Users are forced to return to figuring everything out as they go, and then start over again at square for the next website. Visual cues are frequently sacrificed for the visual mess someone called a "design". For people highly familiar with native widgets, they just can't navigate around as easily in a webapp as they can in a first-class gui citizen. Not only because everything is different, but because the extended functionality that comes baked into real toolkits just isn't present in the web reimplementation. Things like the history api are even further eroding what assumptions can be made about gui behavior on the web.
Yes, many Android apps looks bad (a lot of them appeared in the beginning of Android, made by hackers that dont care about design or poorly ported from other platforms) but this is not the case anymore.
So what iOS apps in your experience have "ugly" Android equivalents?
Apple. They spent the time to "get it right" with iOS, and when Android came along they had to settle for second best in most areas to avoid looking like an iOS clone.
If you want examples of how well Android can look try the MIUI rom. These guys built mostly everything from scratch to create a pleasant, unified look (contacts, phone, messaging, browser, music player etc. and they all are best Android apps I've seen). Sadly, it does look much like what would Apple do.
Disclaimer: not a fanboy, I have both, iOS and Android powered devices and I actually develop on them both.
Consumer apps used to compete on functionality - now everyone can mostly do that part.
Design (both graphic and interaction) is where companies will compete for consumers.
Bump has needed a TON of help in the past and even does tdoay (even with their iphone app, http://www.iwebsnacks.com/wp-content/uploads/2011/02/Bump-2....).
Please - start with a new logo.
Then, when they have solved the problem, why not put it in the Market.
Any Android App can look great. It's just a matter of taking the time to make it so.
Not to say I don't appreciate beautiful UI design, but I think there's room for beautiful apps and ugly but functional apps.
I'm going to say though that if anything is at fault, it's not necessarily the learning curve but the base assumption of expert knowledge applied to every bit of documentation Google produces.
For a purely technical piece of writing they'd win many awards, because they can get down to the nitty gritty for sure.
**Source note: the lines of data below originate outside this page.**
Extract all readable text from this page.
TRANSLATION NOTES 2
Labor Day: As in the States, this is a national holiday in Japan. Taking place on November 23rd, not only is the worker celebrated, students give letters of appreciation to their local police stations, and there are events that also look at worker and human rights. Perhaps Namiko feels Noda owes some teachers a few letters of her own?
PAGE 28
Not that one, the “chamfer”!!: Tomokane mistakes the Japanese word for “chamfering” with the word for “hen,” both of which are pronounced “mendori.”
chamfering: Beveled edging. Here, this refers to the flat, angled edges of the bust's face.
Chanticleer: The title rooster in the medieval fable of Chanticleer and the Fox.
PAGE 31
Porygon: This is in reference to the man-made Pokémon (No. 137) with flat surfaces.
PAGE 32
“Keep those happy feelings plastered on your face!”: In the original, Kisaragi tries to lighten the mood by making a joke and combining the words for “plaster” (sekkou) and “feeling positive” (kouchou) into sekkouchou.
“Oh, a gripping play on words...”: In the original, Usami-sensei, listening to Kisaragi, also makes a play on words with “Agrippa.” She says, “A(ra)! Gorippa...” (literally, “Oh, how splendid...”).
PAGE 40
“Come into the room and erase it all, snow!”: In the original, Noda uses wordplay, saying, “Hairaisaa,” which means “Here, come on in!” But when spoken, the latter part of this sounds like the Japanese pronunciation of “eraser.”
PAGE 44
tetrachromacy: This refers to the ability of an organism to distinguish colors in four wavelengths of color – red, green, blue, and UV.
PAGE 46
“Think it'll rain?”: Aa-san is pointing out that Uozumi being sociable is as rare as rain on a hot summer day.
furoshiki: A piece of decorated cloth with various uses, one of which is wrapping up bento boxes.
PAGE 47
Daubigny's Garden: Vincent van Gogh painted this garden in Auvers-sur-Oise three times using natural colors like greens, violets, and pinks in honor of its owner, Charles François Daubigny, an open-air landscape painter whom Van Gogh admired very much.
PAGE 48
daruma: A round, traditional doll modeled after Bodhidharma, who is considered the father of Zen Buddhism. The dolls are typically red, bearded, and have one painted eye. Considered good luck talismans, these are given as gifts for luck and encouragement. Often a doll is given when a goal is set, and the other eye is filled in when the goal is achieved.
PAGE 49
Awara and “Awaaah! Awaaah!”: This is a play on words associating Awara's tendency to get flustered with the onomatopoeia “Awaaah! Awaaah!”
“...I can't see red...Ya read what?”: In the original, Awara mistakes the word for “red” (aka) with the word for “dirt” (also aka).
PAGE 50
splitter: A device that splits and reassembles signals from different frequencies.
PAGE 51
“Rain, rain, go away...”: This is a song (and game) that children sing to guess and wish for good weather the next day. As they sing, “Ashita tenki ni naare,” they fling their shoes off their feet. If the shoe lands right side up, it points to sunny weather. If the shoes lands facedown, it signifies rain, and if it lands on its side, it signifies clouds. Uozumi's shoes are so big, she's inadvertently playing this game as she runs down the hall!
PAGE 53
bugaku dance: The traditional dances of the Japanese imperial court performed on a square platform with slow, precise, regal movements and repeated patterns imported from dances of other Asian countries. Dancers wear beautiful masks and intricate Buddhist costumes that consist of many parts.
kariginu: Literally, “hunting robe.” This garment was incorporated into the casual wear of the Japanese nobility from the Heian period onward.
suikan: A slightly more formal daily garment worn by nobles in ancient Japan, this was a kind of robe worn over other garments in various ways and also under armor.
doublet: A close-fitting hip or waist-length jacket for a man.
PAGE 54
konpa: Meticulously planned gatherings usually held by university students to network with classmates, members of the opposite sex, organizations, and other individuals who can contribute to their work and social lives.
To the guy who's new to it all who wants somewhere to start, he's fucked. It's documentation for people who already understand it (personal experience: the C2DM doc, maps API, their PHP library that makes it harder to use their APIs than rolling your own code, etc.).
So thanks to that those fabled UI solutions turn up in the form of PhoneGap, jQuery Mobile, Sencha Touch, etc. All of which abstract the concept of app development to merely be a case of designing a website for a small screen. With HTML and JS and CSS. (Of course the other reason is platform agnosticism but application homogeneity is another thread entirely.)
And, thanks to the point raised in the article ('Android UI design is easier coz it's XML so you can do it programmatically!'), the people who do know how to create an app are the developers who may or may not be very good at working the UX side of things and may settle for the utilitarian solution.
That is absolutely not the point raised in the article. XML based declarative UIs help to keep your view code separate from the application's logic allowing for faster iterations. I don't think anyone manipulates XML views in code except in corner cases.
The simplest way to get a big picture idea about Android's XML based UI is to think of them as HTML+CSS with the addition of good layout managers.
However, a purely native approach (without titanium or phonegap for example) still has many issues in developing well structured UI.
It is clear however, that BUMP's application, while better than their previous design, does lack something. Android design is not particularly easy and I personally think that the various screens, disparate versions of the OS, and capabilities of the phones make development that much more complex. In a very real sense we need UI testing that automates this as much as possible. It really is too much work.
Still I think that there are UI frameworks coming out for Android that will alleviate all this complexity and allow us to build consistently well designed apps. Just not right now.
Clearly, this post was posted by the resident Android dev. :)
1. UIKit - Apple made it easy for developers to implement consistent navigation, views, and transitions. Android Ice Cream Sandwich is providing a new UI library which will bring this much needed iOS advantage to Android. Is it possible to mimic UIKit on the current Android devices? Yes, but it's a pain in the ass and not practical for most developers on a deadline.
2. Fragmentation - Device Android version lock has caused problems with development. You are only as strong as your weakest link which unfortunately rings true with some developers who choose to develop on an older version of Android to remain compatible with as many devices as possible. Google has addressed this issue by obtaining agreements from many manufacturers to update their devices on a consistent basis.
3. Screen Resolution - Any web developer will tell you it's much easier to create a beautiful and consistent website if the site is fixed width. This is especially true for mobile development because you dont have to concern yourself with repeating tiles, resolution detection, and adjustable spacing when you know the exact dimensions of the device. There are only 2 iOS resolutions (not counting retina) making it easy to utilize space and perfect the UI in the most efficient way possible. Can it be done on Android? Sure, but without a UIKit to handle many of the little nuances it will yet again be a big pain in the ass and will take up time that the developer does not have.